There has been an explosion in the number of these shops in the last three years and 124 operate around the country, driven by the rising value of gold.
Alan Shatter, the justice minister, said it is inconsistent that they are not subject to the same strict laws as pawnbrokers in preventing the sale of stolen items.
"Pawnbrokers have to keep a record of who provides them with goods and of their address," he said.
"If a pawnbroker receives such goods knowing that they are derived from an offence, that can give rise to criminal prosecution."
Mr Shatter said there are difficulties in drafting laws in the area because they could place unnecessary burdens on antique or second-hand jewellery shops that have operated successfully for years.
He has asked the Oireachtas Committee on Justice to examine a report published by his department yesterday on the cash for gold trade.

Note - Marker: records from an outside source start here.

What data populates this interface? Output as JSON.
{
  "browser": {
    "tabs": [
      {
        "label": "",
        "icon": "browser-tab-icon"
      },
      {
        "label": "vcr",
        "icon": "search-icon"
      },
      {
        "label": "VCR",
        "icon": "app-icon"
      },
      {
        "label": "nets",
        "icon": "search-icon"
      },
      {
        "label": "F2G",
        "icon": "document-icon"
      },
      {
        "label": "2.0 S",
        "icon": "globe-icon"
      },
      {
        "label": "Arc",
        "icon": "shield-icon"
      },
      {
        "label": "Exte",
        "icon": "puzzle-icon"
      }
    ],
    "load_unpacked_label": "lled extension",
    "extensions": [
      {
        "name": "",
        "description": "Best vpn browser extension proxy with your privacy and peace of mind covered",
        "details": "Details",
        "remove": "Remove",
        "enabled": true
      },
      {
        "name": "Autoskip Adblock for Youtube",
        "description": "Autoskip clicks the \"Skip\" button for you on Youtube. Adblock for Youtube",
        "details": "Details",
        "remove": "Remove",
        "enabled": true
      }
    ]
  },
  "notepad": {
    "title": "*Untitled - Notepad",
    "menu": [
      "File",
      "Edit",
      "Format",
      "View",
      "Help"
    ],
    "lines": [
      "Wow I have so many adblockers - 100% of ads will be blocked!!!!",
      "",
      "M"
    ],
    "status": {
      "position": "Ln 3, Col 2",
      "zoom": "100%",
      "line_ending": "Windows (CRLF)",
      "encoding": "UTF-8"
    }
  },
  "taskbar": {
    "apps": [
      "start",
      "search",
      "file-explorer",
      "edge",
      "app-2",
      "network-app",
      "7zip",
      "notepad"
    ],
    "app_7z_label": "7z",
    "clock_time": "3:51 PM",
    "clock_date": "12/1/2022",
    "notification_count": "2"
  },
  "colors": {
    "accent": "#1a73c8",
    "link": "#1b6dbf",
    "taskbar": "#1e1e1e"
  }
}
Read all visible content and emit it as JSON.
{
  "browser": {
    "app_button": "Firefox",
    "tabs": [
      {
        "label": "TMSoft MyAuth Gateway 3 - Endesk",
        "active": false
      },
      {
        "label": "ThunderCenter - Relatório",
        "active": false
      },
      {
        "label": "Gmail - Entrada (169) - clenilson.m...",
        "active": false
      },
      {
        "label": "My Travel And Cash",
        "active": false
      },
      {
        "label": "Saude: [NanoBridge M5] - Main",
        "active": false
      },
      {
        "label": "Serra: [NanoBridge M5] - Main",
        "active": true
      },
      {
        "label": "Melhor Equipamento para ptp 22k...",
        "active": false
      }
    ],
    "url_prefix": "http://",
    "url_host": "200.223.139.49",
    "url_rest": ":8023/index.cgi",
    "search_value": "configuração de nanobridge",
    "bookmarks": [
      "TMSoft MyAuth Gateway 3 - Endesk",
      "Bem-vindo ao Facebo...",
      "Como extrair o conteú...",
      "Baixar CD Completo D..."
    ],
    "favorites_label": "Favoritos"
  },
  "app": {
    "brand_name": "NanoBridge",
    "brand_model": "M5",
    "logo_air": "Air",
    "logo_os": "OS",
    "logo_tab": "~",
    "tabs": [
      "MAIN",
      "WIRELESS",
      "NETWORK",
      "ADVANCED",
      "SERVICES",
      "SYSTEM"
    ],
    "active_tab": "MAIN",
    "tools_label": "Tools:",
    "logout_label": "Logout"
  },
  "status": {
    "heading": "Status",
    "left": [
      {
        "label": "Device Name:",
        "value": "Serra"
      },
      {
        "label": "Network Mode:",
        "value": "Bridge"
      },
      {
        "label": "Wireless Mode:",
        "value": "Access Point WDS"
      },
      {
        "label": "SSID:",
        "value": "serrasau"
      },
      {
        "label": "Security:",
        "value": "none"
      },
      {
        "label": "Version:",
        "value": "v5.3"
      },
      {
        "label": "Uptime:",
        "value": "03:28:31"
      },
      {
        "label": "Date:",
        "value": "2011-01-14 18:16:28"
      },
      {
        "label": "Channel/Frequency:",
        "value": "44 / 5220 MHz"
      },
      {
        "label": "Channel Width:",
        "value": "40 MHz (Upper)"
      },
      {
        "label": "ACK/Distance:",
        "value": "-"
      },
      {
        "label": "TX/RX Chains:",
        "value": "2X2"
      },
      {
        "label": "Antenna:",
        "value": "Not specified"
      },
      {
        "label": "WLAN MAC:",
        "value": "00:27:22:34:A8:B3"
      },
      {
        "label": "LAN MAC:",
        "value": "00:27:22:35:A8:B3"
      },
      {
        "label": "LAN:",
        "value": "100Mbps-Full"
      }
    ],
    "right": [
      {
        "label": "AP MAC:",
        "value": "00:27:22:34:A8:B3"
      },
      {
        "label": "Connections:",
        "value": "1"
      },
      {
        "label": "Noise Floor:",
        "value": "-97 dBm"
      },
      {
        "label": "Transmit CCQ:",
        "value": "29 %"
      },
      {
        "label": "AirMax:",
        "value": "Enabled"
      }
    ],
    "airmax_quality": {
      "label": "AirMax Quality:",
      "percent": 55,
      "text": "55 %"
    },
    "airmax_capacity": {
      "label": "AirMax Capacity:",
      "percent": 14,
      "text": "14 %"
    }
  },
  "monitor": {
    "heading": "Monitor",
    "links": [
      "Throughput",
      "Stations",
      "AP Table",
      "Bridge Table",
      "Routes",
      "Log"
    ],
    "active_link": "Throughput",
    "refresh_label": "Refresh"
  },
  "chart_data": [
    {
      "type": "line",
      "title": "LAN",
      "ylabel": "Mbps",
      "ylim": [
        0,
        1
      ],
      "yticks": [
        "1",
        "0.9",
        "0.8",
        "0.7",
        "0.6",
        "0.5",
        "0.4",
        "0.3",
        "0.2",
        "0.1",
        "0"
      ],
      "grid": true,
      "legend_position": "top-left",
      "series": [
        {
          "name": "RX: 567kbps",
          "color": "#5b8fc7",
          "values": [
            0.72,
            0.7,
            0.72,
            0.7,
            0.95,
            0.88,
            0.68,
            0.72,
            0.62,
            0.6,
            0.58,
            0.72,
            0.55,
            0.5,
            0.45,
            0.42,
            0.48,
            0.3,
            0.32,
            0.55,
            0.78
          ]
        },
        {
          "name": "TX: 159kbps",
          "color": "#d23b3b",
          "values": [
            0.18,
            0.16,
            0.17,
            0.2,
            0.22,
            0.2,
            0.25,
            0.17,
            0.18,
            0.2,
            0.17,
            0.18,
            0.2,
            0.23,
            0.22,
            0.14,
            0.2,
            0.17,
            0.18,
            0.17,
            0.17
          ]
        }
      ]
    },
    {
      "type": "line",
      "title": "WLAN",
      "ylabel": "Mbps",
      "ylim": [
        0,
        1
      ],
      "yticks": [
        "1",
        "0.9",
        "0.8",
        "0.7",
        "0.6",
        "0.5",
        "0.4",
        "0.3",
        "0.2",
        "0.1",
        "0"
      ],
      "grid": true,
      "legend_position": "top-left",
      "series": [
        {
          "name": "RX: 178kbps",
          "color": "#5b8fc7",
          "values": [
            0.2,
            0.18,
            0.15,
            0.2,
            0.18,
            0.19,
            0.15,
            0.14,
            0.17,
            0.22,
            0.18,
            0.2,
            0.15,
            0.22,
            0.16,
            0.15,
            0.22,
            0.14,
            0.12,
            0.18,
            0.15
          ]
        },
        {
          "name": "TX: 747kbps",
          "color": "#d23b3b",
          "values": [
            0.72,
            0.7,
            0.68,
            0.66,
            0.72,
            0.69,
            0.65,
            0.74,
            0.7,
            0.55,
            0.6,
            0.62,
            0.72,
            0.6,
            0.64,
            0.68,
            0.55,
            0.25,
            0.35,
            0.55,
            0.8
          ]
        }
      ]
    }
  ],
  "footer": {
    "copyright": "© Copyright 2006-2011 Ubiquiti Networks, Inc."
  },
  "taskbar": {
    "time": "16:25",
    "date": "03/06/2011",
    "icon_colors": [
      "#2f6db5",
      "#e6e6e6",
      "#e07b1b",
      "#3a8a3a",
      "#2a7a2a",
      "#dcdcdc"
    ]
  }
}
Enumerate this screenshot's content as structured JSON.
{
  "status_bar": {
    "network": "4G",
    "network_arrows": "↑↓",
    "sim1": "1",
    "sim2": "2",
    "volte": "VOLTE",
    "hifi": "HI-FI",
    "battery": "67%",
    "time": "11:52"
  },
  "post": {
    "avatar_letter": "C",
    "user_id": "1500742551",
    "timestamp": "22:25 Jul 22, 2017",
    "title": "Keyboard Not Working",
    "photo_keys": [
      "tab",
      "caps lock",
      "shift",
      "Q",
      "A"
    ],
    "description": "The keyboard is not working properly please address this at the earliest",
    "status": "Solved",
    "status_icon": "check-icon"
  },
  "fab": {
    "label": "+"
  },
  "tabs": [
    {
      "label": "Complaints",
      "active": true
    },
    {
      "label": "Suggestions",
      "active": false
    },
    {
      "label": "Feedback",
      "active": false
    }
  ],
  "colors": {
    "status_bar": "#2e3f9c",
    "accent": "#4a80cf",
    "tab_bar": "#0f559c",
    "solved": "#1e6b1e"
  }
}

It found there is no "major crime" problem involved with the shops but that laws to deal with theft and fraud are adequate.
Burglaries increased 7.9% in 2011 compared to 2010, but compared to 2009, they have risen from 26,911 to 27,439, or 2%, the report found.
In a submission, the Garda Commissioner, Martin Callinan, said there was no evidence to link burglaries to the cash for gold trade.
"It is difficult to subscribe to the proposition that the increase in cash for gold trading has had an adverse effect on the incidences of burglary offences," he said, adding, "that is not to say that outlets which purchase gold do not buy stolen goods".
His report said there has been an overall drop in the number of burglaries involving stolen gold since 2005.
But it said money-laundering laws could be extended to include cash for gold outlets and shops should be required to report suspicious trading.
"Gold items can be melted down very quickly, rendering such gold items unidentifiable and resulting in major difficulties for gardaí in their efforts to identify and recover such items," the report states.
Mr Shatter said there is public concern about the shops. "Some people are of the belief that these outlets are used by individuals engaged in burglaries and theft generally," he said.
"But the Garda Siochána report back that they are not aware of the involvement of criminal elements in the ownership of cash for gold outlets."
The report concludes "there are grounds for considering some controls".
These could relate to "identification of the seller, information on the source of the valuable and its identification". They could also include "a requirement to record the transaction and provide access to items and records to the Garda".
The committee will discuss the report before making recommendations to the Government.